Novavax can produce vaccines sooner than traditional makers, because they don't have to wait for the CDC to create the seed virus. As soon as the genetic sequence for this year's strains are published, Novavax can synthesize the genes and inject them into insect cells without waiting for the seed virus.

Seven different strains of flu VLPs have already been injected into about 700 people in several Phase II clinical trials.

The results, according to Singhvi, have been promising.
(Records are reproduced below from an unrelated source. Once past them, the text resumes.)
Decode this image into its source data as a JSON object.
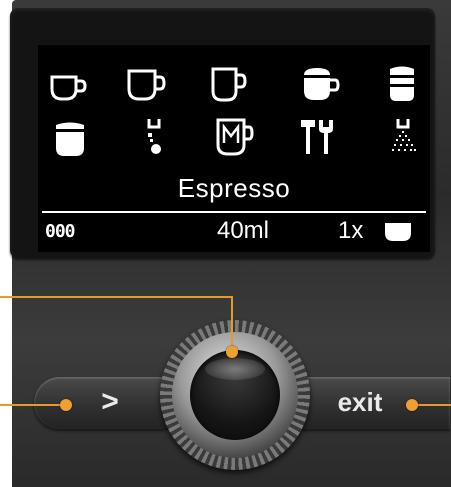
{
  "display": {
    "drink_name": "Espresso",
    "strength_indicator": "000",
    "volume": "40ml",
    "cup_count": "1x"
  },
  "icons": [
    {
      "name": "espresso-cup-icon"
    },
    {
      "name": "coffee-cup-icon"
    },
    {
      "name": "large-cup-icon"
    },
    {
      "name": "cappuccino-icon"
    },
    {
      "name": "latte-macchiato-icon"
    },
    {
      "name": "milk-cup-icon"
    },
    {
      "name": "hot-water-icon"
    },
    {
      "name": "menu-mug-icon"
    },
    {
      "name": "tools-icon"
    },
    {
      "name": "steam-icon"
    }
  ],
  "controls": {
    "left_button_label": ">",
    "right_button_label": "exit"
  },
  "colors": {
    "callout": "#e8992a",
    "screen_bg": "#000000",
    "screen_fg": "#ffffff"
  }
}
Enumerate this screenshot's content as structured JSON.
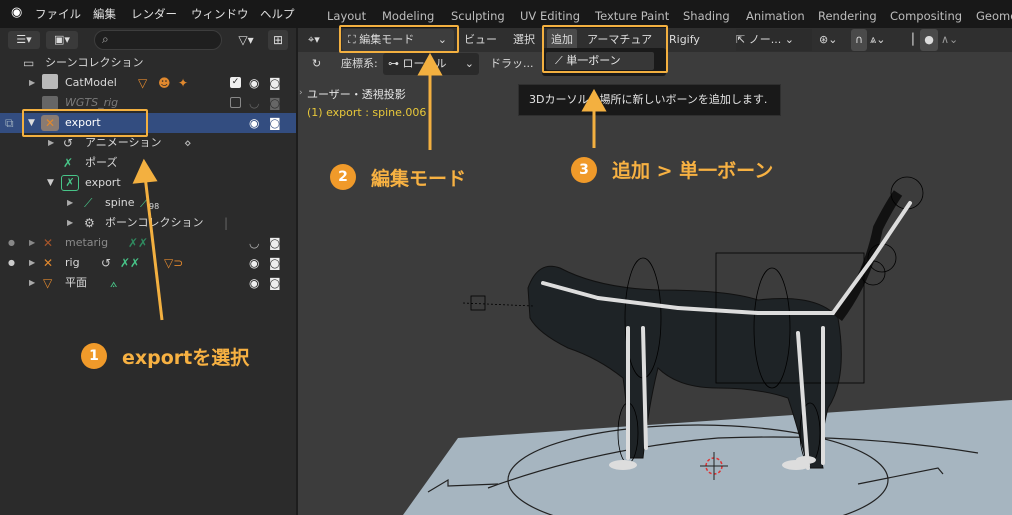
{
  "menubar": {
    "items": [
      "ファイル",
      "編集",
      "レンダー",
      "ウィンドウ",
      "ヘルプ"
    ],
    "workspaces": [
      "Layout",
      "Modeling",
      "Sculpting",
      "UV Editing",
      "Texture Paint",
      "Shading",
      "Animation",
      "Rendering",
      "Compositing",
      "Geome"
    ]
  },
  "outliner": {
    "rows": [
      {
        "label": "シーンコレクション"
      },
      {
        "label": "CatModel"
      },
      {
        "label": "WGTS_rig"
      },
      {
        "label": "export"
      },
      {
        "label": "アニメーション"
      },
      {
        "label": "ポーズ"
      },
      {
        "label": "export"
      },
      {
        "label": "spine",
        "badge": "98"
      },
      {
        "label": "ボーンコレクション"
      },
      {
        "label": "metarig"
      },
      {
        "label": "rig"
      },
      {
        "label": "平面"
      }
    ]
  },
  "viewport": {
    "mode_label": "編集モード",
    "view": "ビュー",
    "select": "選択",
    "add": "追加",
    "armature": "アーマチュア",
    "rigify": "Rigify",
    "orientation_label": "座標系:",
    "orientation_value": "ローカル",
    "drag_label": "ドラッ...",
    "pivot": "ノー...",
    "view_name": "ユーザー・透視投影",
    "object_info": "(1) export : spine.006",
    "dropdown_item": "単一ボーン",
    "tooltip": "3Dカーソルの場所に新しいボーンを追加します."
  },
  "annotations": {
    "step1": "exportを選択",
    "step2": "編集モード",
    "step3": "追加 > 単一ボーン",
    "n1": "1",
    "n2": "2",
    "n3": "3"
  },
  "colors": {
    "accent": "#f3b040",
    "selection": "#334d80",
    "circle": "#f09a2a"
  }
}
However, since they are Phase II trials, only effectiveness was tested; any possible side effects of VLPs are unknown for the moment.

Novavax hopes to have wide-spread vaccinations using VLPs in the United States as early as 2012. Other countries could fast-track the use of VLPs as soon as next year, although nothing is definite yet.

In fact, other countries might be the biggest beneficiary of VLP technology, according to Kawsar Talaat, a professor and influenza expert at Johns Hopkins University.

"If we can cut down the time it takes to develop a vaccine by months, you could save thousands, even hundreds of thousands, of cases each year," said Talaat. "This could be a huge development."